Nach dem verpassten Einzug in die Fußball-Weltmeisterschaft hat Nationaltrainer Gennaro Gattuso seine weitere Tätigkeit offen gelassen. “Über meine Zukunft möchte ich jetzt nicht sprechen”, erklärte der 48-Jährige kurz nach Italiens Niederlage im Elfmeterschießen gegen Bosnien-Herzegowina mit 1:4. “Wir sollten über die Nationalmannschaft und das blaue Trikot reden, es ist ein weiterer Rückschlag – obwohl wir diesmal nicht schuldig waren.” Gattuso hat es verpasst, den vierfachen Weltmeister zu einem Turnier im Sommer zu führen. Nachdem Italien erneut die Qualifikation verfehlt hatte, steht das gesamte Team personell vor bedeutenden Veränderungen, die auch ihn betreffen könnten. “Ich bitte um Entschuldigung bei den Fans. Ich habe es nicht geschafft und fühle mich schmerzlich getroffen”, so der Trainer.
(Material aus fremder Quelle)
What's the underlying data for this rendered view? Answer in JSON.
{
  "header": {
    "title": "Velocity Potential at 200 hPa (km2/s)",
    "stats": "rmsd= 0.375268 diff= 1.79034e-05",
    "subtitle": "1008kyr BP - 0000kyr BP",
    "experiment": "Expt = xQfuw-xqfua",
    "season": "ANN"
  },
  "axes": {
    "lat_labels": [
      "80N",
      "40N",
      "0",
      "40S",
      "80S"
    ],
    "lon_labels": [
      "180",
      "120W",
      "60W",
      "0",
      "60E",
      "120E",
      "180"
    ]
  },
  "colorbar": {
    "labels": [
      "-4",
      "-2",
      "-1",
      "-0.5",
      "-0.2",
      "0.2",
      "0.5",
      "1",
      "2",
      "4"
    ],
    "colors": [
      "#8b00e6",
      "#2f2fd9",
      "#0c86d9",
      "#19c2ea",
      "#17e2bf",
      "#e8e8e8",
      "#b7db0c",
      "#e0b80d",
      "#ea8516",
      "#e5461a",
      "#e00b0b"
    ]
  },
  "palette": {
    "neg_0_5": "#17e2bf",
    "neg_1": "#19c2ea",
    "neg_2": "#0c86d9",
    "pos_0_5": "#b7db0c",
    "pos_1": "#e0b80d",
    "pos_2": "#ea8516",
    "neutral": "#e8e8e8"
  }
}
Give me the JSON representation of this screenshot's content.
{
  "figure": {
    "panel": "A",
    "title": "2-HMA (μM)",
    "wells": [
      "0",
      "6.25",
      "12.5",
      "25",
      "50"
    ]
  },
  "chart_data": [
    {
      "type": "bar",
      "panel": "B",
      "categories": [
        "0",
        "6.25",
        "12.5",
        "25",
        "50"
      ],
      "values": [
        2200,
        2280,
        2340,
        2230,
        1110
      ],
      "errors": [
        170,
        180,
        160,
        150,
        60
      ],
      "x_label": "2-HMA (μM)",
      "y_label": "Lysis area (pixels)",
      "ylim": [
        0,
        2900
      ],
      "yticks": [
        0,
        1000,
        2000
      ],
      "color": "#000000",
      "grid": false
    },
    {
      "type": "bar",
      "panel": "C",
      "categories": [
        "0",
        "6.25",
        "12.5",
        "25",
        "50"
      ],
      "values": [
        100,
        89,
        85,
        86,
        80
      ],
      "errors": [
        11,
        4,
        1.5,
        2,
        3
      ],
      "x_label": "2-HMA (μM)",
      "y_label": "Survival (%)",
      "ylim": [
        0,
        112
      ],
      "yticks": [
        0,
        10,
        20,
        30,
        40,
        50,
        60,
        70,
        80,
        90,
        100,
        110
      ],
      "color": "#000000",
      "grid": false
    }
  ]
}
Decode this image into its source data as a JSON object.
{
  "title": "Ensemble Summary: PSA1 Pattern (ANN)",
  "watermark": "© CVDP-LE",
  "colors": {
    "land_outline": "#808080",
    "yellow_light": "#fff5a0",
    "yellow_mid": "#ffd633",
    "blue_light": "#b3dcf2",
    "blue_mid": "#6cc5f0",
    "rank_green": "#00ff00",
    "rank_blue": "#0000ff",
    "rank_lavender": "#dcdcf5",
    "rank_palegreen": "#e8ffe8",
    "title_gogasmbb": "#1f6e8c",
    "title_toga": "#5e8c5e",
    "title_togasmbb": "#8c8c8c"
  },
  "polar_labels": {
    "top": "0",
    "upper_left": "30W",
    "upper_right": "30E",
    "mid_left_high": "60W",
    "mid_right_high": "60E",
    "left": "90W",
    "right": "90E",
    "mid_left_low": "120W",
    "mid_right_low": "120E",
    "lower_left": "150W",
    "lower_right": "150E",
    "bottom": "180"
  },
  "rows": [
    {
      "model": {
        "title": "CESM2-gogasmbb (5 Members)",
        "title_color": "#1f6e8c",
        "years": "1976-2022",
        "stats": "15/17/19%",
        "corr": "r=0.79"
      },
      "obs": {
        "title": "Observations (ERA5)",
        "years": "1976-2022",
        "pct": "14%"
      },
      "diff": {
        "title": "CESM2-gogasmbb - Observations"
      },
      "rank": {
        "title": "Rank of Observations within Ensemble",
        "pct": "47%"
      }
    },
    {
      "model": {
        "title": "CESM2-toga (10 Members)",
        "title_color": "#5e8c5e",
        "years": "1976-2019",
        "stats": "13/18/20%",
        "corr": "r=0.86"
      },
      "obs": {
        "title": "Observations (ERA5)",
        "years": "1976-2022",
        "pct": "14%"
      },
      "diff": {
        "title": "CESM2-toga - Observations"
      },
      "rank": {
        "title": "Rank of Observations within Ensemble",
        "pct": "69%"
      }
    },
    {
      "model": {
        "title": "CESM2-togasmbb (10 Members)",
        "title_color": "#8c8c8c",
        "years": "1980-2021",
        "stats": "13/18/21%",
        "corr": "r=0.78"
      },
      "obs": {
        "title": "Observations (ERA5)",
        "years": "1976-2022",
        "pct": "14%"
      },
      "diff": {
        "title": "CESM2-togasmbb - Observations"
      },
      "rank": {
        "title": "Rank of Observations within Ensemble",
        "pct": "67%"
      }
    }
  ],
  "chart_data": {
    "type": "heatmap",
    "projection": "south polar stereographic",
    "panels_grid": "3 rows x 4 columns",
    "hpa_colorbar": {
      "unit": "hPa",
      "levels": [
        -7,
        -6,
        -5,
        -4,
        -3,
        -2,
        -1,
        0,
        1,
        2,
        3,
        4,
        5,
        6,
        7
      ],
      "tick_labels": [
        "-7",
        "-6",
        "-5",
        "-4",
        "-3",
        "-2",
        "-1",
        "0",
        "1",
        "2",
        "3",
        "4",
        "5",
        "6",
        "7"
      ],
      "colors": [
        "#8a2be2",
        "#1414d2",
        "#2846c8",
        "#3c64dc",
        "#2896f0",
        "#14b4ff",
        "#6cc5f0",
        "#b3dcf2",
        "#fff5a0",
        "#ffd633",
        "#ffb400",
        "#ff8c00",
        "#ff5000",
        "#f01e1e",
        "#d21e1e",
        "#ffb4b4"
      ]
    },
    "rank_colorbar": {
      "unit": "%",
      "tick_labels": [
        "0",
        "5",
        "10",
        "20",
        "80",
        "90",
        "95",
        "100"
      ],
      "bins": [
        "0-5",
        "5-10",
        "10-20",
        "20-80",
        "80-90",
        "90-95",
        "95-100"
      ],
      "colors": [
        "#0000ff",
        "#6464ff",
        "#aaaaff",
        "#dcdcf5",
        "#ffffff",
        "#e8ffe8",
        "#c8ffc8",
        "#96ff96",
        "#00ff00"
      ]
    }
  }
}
Die italienische Medienlandschaft zeigte sich geschockt über das jüngste Desaster:
Gazzetta dello Sport: “Der Albtraum hält an: Italien erlebt seine dritte große Krise, die schlimmer als die ersten beiden ist. Das Land hat den Schock verloren und nimmt das Fehlen bei der WM als Normalität hin. Eine Weltmeisterschaft könnte man erst wieder um 2030 diskutieren, 16 Jahre nach unserer letzten Teilnahme.”
Corriere dello Sport: “Das Versäumnis, sich zu qualifizieren, ist mehr als ein Misserfolg; es offenbart den Zusammenbruch eines Systems und eine strukturelle Krise. Diese Demütigung zeigt, dass das Fundament des Projekts nicht tragfähig ist. Der gesamte Mechanismus funktioniert nicht mehr.”
Corriere della Sera: “Künftige Generationen werden die erste sein, die ohne Erinnerung an eine italienische WM aufwächst. Mit Spielern wie Sinner und Antonelli trösten wir uns, doch das reicht nicht aus.”
La Repubblica: “Eine nationale Schande! 20 Jahre nach dem Triumph in Berlin erlebt Gattuso einen dramatischen Fehltritt. Die Tragik ist für Italien zur Routine geworden. Dieses Scheitern bedeutet nicht nur ein Projektversagen, sondern dessen völliges Fehlen.”